1- PRÉAMBULE
Le palier N4 fait suite aux paliers 900 MWé (34 unités)
et 1300 MWé (20 unités). Les évolutions dans sa conception
prennent en compte les 700 années-réacteur de retour d'expérience
en exploitation du parc nucléaire d'EDF, ainsi que les enseignements
de l'accident de Three Mile Island (1979). Il se situe dans la continuité
du programme électronucléaire français.
Le retour d'expérience de l'exploitation des réacteurs des paliers 900 et 1300 MWé a nourri la réflexion sur la conception des systèmes, des équipements, et du mode d'exploitation du palier N4. Dans certains cas, ces réflexions ont également conduit à l'intégration des modifications en parallèle sur le parc en exploitation.
L'amélioration de son niveau de sûreté a été un souci permanent.
ÇHOOZ B 1, tête de série du palier N4, est le cinquante-cinquième réacteur à eau pressurisée, conçu et réalisé en France pour EDF. Il constitue une étape majeure dans le programme électronucléaire français, de par sa puissance (1450 MWé), et sa conception entièrement française.
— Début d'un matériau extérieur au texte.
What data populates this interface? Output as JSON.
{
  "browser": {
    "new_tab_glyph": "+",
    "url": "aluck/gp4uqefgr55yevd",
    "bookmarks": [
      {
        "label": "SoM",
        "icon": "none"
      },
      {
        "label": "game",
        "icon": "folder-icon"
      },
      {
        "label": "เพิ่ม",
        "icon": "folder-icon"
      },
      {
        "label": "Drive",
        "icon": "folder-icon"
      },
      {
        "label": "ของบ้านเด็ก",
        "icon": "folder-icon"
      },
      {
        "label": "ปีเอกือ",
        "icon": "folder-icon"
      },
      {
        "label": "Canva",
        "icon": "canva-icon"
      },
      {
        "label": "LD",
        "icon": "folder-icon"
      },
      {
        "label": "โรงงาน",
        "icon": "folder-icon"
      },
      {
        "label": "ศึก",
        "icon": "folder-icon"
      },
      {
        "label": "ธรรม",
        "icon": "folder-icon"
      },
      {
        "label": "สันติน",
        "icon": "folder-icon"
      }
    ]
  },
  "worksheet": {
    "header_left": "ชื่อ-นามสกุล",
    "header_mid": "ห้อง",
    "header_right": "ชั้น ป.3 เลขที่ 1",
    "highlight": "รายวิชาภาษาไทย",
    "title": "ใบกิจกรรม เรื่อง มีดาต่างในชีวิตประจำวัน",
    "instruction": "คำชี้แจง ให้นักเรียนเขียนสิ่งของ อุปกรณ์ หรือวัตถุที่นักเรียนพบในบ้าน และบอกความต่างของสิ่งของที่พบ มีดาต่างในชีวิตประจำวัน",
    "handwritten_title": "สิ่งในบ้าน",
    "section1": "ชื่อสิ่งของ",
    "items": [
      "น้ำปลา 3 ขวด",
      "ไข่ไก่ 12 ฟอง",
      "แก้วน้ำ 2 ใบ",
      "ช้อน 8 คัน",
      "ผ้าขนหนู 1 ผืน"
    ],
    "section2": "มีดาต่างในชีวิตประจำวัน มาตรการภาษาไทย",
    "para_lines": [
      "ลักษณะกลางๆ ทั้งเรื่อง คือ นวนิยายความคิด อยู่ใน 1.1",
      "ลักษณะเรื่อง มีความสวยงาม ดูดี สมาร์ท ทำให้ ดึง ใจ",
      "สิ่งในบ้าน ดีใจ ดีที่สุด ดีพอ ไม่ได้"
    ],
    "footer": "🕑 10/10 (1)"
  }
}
2- LES PRINCIPALES INNOVATIONS DU PALIl'.R N4
Le palier N4 a permis de franciser la filière avec pour objectifs
d'améliorer la sûreté, d'augmenter le rendement des
équipements et de réduire ainsi les coûts par kW produit.
Les principales innovations concernent:
- des générateurs de vapeur en Inconel 690 pour limiter
les problèmes de corrosion et avec économiseur pour améliorer
le rendement des échanges,
- la conduite accidentelle par état entièrement informatisée,
y compris pour les états d'arrêt du réacteur,
- la conception d'une salle de commande à l'ergonomie optimisée
sur la base du retour d'expérience et des technologies de contrôle-commande
les plus modernes,
- l'amélioration de la conception des systèmes de sauvegarde
qui donne aux opérateurs un délai de réflexion plus
long avant action volontaire lors d'un accident,
- La turbine «ARABELLE» comportant en une seule ligne d'arbre
un corps Haute Pression - Moyenne Pression (HP-MP) combiné, au lieu
du corps Haute Pression (HP) des paliers précédents et trois
corps Basse Pression (BP).
3- LES PRINCIPALES ÉTAPES DU DÉMARRAGE
Trois des quatre unités ont été raccordées
au réseau électrique national respectivement le 30/08/96
et le 10/04/97 pour les deux unités de CHOOZ B dans les Ardennes
et le 24/12/97 pour l'unité 1 de CIVAUX dans la Vienne. Le premier
chargement en combustible de la 2ème unité de CIVAUX est
prévu en mai 1999 et le premier raccordement au réseau électrique
fin 1999.
L'essentiel du retard à la mise en exploitation définitive des unités a été causé par les difficultés techniques à mettre au point le nouveau système informatisé de commande de la centrale. La décision en cours de projet d'abandonner le matériel français CEGELEC P20 et de le remplacer par du matériel éprouvé industriellement HARTMAN et BRAUN, a retardé d'environ quatre ans le démarrage de la première unité.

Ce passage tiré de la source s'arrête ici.